Annual production rates for this plastic alone are approximately eighty million metric tons. Such a large number is necessary to accommodate the incredible diversity of objects made from polyethylene. Polyethylene manufacturers fabricate bottles, packaging sheets, shower curtains, pipes, wire insulation, plastic bags and containers, bulletproof vests, artificial knees and hip replacement components, flooring, storage and more.
Resistant to water, acids, alkalis, solvents and chemical corrosion, polyethylene is popular in automotive, packaging, transport, medical, pharmaceutical, food and chemical processing, entertainment and electronics industries, to name a few. While this plastic is non-biodegradable, it is recyclable; it can be melted, remolded and rehardened numerous times. Additionally, researchers have been developing new techniques aimed at synthesizing polyethylene from components found in sugarcane in order to create bioplastics.

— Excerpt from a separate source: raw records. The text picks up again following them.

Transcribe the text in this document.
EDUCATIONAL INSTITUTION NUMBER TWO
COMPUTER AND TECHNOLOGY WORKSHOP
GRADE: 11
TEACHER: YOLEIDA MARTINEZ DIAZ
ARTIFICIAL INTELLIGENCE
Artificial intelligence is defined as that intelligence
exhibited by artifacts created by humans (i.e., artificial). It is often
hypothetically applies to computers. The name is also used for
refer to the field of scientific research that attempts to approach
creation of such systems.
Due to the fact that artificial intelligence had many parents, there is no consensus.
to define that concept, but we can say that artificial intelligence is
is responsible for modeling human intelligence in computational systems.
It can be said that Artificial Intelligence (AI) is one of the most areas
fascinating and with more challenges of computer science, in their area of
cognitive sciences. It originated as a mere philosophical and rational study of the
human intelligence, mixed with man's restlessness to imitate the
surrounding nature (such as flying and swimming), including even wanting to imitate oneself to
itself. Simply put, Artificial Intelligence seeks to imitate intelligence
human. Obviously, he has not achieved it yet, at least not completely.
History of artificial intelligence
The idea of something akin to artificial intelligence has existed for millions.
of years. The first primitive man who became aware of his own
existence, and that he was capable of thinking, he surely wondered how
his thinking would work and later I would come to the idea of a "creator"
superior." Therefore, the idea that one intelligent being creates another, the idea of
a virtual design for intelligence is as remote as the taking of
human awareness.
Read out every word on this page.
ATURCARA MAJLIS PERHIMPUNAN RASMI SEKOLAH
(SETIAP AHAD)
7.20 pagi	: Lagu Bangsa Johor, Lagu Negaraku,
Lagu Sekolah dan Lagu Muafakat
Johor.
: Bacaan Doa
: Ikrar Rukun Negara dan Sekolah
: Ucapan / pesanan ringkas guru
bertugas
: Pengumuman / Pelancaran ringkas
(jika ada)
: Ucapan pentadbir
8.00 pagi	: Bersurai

While bioplastics continue to be studied, most polyethylene is synthesized from ethylene, though several different methods for this are possible. Radical polymerization, anionic addition polymerization, ion coordination polymerization and cationic polymerization are all used in the production of polyethylene through heat and pressurization.
As each process results in a slightly different type of polyethylene, the plastics are classified based on density and branching or crystallization. The three main categories are high-density polyethylene, which has a melting point in the range of 120 to 130°C, low-density polyethylene, which melts at around 115°C, and finally medium-density polyethylene. In total there are ten different divisions including ultra high density and very low density, but the main three will often suffice.
Polyethylene manufacturers utilize these polymer resins forming them into plastic rods, sheets and films through injection molding, casting and extrusion. While stock forms such as these may sometimes be used as the finished product, most will undergo additional operations. Secondary processes employed on plastic materials such as these include drilling, welding, fastening, turning, milling and precision machining. It is important to consider both the manufacturing processes and finish product when selecting a polymer.